Increased Action in Texas, Slowing the Keystone Pipeline
Two journalists working for the New York Times were handcuffed, detained and then turned away from private property by local law enforcement employed as private security guards for multinational pipeline corporation TransCanada. The journalists reporting on the first tree blockade in Texas history, now in its third week of sustained resistance to the Keystone XL tar sands pipeline, were grabbed by police, physically restrained, and prevented from approaching the blockade site or making contact with protesters. These repressive actions took place on private property, indicating that TransCanada is employing a private police force to actively patrol beyond the boundaries of the Keystone XL easement without landowner permission.

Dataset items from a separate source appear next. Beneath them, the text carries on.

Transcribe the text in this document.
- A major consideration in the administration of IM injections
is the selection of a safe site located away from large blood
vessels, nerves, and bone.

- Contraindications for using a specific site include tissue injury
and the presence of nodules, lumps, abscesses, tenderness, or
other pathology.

A Times spokesperson released a statement saying, “While reporting a story on how protestors in East Texas are trying to stop the Keystone XL pipeline from being built, [a Times reporter] and a Times photographer were detained yesterday by local police and a TransCanada security guard; they were told for trespassing.  They identified themselves as media and were released but told they needed to leave the private property where they had positioned themselves (with the permission of the landowner). They complied.”

These events mark the latest in a series in which journalists and the Constitutional ideal of a free press suffer the same disrespect and abuse that TransCanada has shown to families along the Keystone XL pipeline route for years. Reports have included open threats of arrest on private property, the confiscation of cameras and video equipment, and arrests of by-standers on public right of ways.

Tar Sands Blockade is a coalition of Texas and Oklahoma landowners and climate justice organizers using peaceful and sustained civil disobedience to stop the construction of TransCanada’s Keystone XL tar sands pipeline.